JD for JR. Data Scientist/Engineer
Must Haves:
- 3+ years of professional experience as a data engineer
- 3+ years working with Python and SQL.
- Experience with state of the art machine learning algorithms such as deep neural networks,support vector machines, boosting algorithms, random forest etc. preferred
- Experience conducting advanced feature engineering and data dimension reduction in Big Data environment is preferred
- Strong SQL skills in Big Data environment (Hive/ Impala etc.) a plus
Things that would stand out on resume -
- 1- Masters Degree in Computer Science & Data Science
- 2- Previous Company - Any Bank, Ecommerce
Equifax is looking for a Statistical Consultant/Data Engineer to join our world-class Global Identity and Fraud Analytics team. In this exciting role, you will have the opportunity to work on a variety of
challenging projects across multiple industries including Financial Services, Telecommunications,
eCommerce, Healthcare, Insurance and Government.
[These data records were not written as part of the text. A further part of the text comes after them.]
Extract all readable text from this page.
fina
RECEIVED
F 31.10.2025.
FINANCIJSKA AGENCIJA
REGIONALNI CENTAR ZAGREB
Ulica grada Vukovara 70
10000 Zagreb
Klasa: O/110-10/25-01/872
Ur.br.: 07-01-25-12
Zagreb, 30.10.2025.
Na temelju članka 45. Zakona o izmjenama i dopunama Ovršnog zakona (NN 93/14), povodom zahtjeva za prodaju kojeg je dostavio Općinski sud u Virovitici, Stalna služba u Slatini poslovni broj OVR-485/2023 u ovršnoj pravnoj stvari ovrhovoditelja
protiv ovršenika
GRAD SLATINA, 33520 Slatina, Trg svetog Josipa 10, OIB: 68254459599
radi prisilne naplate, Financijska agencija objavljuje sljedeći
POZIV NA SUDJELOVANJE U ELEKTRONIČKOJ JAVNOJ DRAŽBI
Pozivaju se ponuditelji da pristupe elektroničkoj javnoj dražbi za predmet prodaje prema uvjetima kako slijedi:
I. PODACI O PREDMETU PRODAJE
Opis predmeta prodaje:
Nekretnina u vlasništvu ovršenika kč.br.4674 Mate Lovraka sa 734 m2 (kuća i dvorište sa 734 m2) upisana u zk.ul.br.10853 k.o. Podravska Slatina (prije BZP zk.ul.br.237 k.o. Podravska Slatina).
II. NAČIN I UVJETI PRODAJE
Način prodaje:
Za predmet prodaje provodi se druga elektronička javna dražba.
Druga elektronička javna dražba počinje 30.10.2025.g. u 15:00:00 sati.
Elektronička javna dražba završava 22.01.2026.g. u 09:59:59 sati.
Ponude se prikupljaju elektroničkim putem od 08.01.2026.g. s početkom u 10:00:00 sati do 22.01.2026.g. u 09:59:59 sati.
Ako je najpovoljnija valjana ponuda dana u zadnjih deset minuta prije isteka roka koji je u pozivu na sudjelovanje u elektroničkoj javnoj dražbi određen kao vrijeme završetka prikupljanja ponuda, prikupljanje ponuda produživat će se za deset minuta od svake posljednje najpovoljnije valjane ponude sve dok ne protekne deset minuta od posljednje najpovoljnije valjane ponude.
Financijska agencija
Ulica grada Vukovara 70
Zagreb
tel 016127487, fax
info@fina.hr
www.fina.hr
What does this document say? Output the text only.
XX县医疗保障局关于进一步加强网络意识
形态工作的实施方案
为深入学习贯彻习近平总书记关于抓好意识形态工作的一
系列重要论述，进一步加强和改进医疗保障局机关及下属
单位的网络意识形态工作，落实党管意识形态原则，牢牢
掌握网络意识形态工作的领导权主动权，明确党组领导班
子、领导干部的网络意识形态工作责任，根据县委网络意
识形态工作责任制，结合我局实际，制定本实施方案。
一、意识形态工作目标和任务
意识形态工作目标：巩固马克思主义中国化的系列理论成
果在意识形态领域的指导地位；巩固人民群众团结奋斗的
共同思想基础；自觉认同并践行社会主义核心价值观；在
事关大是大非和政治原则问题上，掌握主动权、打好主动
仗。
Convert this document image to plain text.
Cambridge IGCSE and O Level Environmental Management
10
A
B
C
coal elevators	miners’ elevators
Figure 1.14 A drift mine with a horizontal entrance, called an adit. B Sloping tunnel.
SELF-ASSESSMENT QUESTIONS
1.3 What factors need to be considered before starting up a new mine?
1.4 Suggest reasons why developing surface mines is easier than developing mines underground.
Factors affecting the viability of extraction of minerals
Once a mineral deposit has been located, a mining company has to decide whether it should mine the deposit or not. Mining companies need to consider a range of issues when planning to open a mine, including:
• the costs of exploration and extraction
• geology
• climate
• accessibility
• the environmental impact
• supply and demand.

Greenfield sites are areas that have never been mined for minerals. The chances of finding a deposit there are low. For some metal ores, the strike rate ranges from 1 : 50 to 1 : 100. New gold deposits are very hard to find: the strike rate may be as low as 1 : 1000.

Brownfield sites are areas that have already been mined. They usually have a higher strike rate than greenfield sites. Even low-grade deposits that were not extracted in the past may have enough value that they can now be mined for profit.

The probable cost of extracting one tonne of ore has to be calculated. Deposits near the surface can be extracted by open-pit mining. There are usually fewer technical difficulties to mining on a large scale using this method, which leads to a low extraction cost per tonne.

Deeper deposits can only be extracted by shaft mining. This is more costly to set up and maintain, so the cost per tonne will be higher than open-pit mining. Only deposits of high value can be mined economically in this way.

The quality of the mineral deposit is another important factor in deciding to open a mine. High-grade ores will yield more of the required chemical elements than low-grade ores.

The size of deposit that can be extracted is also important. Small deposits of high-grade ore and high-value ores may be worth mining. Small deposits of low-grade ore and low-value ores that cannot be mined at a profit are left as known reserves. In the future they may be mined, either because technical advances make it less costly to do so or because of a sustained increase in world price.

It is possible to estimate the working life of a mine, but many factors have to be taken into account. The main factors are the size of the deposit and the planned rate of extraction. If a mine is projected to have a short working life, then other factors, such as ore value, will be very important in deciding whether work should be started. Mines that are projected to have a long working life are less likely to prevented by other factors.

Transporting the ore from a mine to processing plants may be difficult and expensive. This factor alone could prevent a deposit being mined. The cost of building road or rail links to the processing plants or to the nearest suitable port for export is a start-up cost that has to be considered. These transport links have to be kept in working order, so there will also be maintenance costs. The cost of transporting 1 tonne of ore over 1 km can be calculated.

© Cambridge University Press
In this position you will:
What You'll Do
- Work with data scientist team to migration the analytical data and projects to GCP environment and ensure the smooth project transition
- Prepare and build data and analytical automation pipeline for self-serving machine learning projects: gather data from multiple sources and systems, integrating, consolidating and cleansing data, and structuring data for use by our clients our client facing projects.
- Design and Code analysis scripts that can run on GCP using BigQuery/Python/Scala leverage multiple EFX Core data sources
- Basic knowledge in graph mining and graph data model is a plus
- Understand best practices for data management, maintenance, and reporting and use that knowledge to implement improvements in our solutions.
Qualifications:
- 3+ years of professional data engineering or data wrangling experience in:
- - working with Hadoop based or Cloud based big data management environment
- - bash scripting or similar experience for data movement and ETL
- - Big data queries in Hive/Impala/Pig/BigQuery (Sufficient in BigQuery API libraries to data prep automation is a plus)
- - Advanced Python programming (Scala is a plus) with strong coding experience and Proficient in data studio, Big Table, GitHub working experience (Cloud composer and Data flow is a plus)
- - basic GCP certification is a plus
- - Knowledge of Kubernetes is a plus (or other types of GCP native tools of the container-orchestration system for automating computer application deployment, scaling, and management)
- - Basic knowledge in machine learning (ensemble machine learning models, unsupervised machine learning models) with experience using Tensorflow and PyTorch is a plus
- - Basic knowledge in graph mining and graph data model is a plus.